The themes of August Wilson's civil rights-era play ring true today

Published on: January 19, 2018

"Two Trains Running"
Photo:
Risa (Nicole Lewis), Sterling (Carlton Byrd) and diner owner Memphis Lee (Eugene Lee) make their way in 1960s Pittsburgh. Photo credit: Seattle Repertory Theatre

It always amazes me how you can live in a place for years and still not know it. Take, for example, the red door on Warren and Republican by the Seattle Center. 

That door sits on August Wilson Way, an avenue named after the Pulitzer Prize-winning playwright. It’s also the address of such notable Seattle institutions as SIFF and the International Fountain.

I’ve walked by it a million times and never known Wilson’s special connection to our city. He moved here in 1990 while in the middle of completing his Century Cycle of plays. That cycle includes 10 plays, one per decade in the 20th century. They primarily focus on Black working class people who live in the Hill District of Pittsburgh. Wilson completed the cycle in 2005, the same year he died of liver cancer in Seattle.

Pittsburgh is where we find ourselves at the start of “Two Trains Running,” the latest show at Seattle Rep and the Century Cycle installment set in the 1960s and, more specifically, during the Civil Rights Movement.

It’s easy to assume that the play will have us out in the streets, seeing on stage the images we’ve grown to associate with that era. But while Malcolm X and Martin Luther King, Jr. are mentioned and there’s plenty of talk about rallies and marches, “Two Trains Running” distills our world to a diner. We start there. We end there.

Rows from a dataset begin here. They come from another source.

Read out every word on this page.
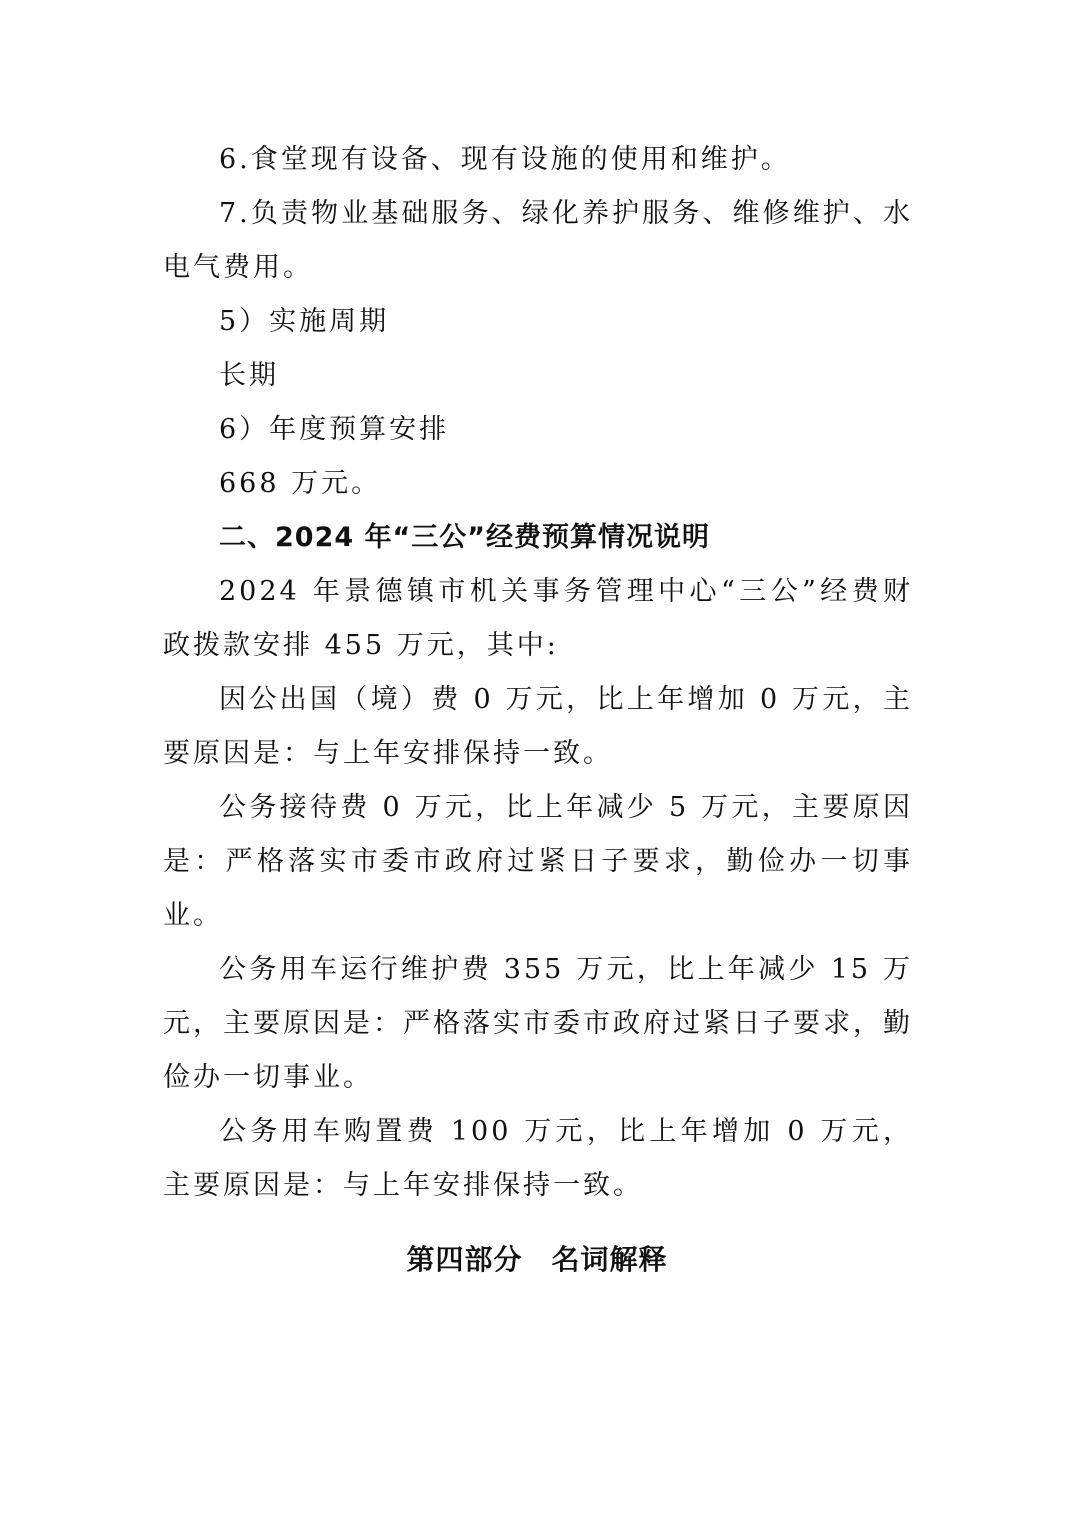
6.食堂现有设备、现有设施的使用和维护。

7.负责物业基础服务、绿化养护服务、维修维护、水电气费用。

5）实施周期

长期

6）年度预算安排

668 万元。

二、2024 年“三公”经费预算情况说明

2024 年景德镇市机关事务管理中心“三公”经费财政拨款安排 455 万元，其中:

因公出国（境）费 0 万元，比上年增加 0 万元，主要原因是：与上年安排保持一致。

公务接待费 0 万元，比上年减少 5 万元，主要原因是：严格落实市委市政府过紧日子要求，勤俭办一切事业。

公务用车运行维护费 355 万元，比上年减少 15 万元，主要原因是：严格落实市委市政府过紧日子要求，勤俭办一切事业。

公务用车购置费 100 万元，比上年增加 0 万元，主要原因是：与上年安排保持一致。

第四部分　名词解释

That may sound boring. It’s not. “Two Trains Running” errs on the side of monologues. No surprise there; Wilson’s work lends itself to monologues (the Rep is one of 12 theaters nationwide hosting the August Wilson Monologue Competition next month, open to all high school students). But the essence of the play isn’t nearly as long-winded. In fact, it’s all too familiar.

Here you have seven people, each connected in a different degree to the tumult raging just outside the diner. Some are fully wired in, raring to make change happen. Others are more jaded. They’ve been around, seen some things and survive. How realistic is all this talk of change anyway? 

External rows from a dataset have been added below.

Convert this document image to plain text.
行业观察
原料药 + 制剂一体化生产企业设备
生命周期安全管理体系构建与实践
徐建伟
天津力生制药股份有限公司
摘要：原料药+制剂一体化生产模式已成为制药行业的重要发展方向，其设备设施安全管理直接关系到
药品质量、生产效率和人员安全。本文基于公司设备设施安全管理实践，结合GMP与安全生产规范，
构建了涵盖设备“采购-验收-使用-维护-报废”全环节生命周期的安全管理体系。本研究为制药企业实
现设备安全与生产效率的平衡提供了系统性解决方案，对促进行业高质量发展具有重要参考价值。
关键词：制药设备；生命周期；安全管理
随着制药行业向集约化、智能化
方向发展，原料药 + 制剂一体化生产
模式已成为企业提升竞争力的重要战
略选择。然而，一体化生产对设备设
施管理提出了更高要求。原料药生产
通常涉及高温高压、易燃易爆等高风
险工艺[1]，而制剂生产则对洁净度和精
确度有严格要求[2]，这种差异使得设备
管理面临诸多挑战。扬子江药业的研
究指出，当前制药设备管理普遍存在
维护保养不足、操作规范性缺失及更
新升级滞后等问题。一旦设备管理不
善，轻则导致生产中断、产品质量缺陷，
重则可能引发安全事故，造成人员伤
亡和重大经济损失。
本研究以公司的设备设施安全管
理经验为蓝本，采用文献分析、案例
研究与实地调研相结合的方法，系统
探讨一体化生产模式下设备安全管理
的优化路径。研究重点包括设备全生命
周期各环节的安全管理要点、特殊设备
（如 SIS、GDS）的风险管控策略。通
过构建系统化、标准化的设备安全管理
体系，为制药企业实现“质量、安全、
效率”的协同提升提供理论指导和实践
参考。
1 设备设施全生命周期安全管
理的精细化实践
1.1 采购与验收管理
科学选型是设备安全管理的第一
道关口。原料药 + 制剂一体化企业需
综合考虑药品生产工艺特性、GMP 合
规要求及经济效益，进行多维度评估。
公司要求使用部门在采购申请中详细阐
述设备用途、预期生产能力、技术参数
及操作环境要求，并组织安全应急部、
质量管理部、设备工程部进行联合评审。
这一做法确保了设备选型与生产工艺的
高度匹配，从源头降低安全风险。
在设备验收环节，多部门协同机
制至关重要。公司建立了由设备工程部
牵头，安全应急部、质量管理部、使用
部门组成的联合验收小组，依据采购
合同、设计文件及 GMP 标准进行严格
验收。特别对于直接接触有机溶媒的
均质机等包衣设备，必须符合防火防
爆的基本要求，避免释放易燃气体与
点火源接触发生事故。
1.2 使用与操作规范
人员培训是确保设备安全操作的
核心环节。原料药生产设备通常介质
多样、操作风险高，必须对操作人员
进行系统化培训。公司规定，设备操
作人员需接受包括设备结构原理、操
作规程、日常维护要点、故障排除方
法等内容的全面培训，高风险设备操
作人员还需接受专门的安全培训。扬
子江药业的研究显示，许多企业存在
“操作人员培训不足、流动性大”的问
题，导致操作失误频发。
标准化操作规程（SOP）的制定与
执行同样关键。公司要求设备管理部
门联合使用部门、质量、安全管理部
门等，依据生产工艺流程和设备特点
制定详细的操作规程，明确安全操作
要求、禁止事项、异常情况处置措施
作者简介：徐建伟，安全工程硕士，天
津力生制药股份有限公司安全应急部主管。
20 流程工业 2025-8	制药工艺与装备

The combination leads to an undercurrent of drama that younger viewers likely won’t get. But your older teens, the ones who are still smarting that they couldn’t vote in the 2016 election? They’ll love this play.

The Rep knows as much. (Their summary of the play starts with “There’s a new President in the White House and racial tensions are on the rise” — sound familiar?) Tapping into that, the Rep created this play guide for teachers but parents may find it interesting, too. A line that caught my eye: “knowing our ancestors and how they intersect with other communities in America will help us understand our present and begin the healing process in order to move towards the future.” 

I’m onboard.

If you go...

When: “Two Trains Running” plays generally Tuesday–Sunday, through Feb. 11

Where: Seattle Rep's Bagley Wright Theater at 155 Mercer St., Seattle

Ages: Best for high school and up (ages 14+). Note: The "n-word" is used frequently and there are allusions to sex.

Length: Run time is three hours with one intermission.

Cost: student tickets are $16; adult tickets range from $25–$85

Parking: Try one of the nearby parking garages a few blocks from Seattle Center.

TipUpcoming nights include post-play discussions, captions, audio-described and sign-interpreted shows.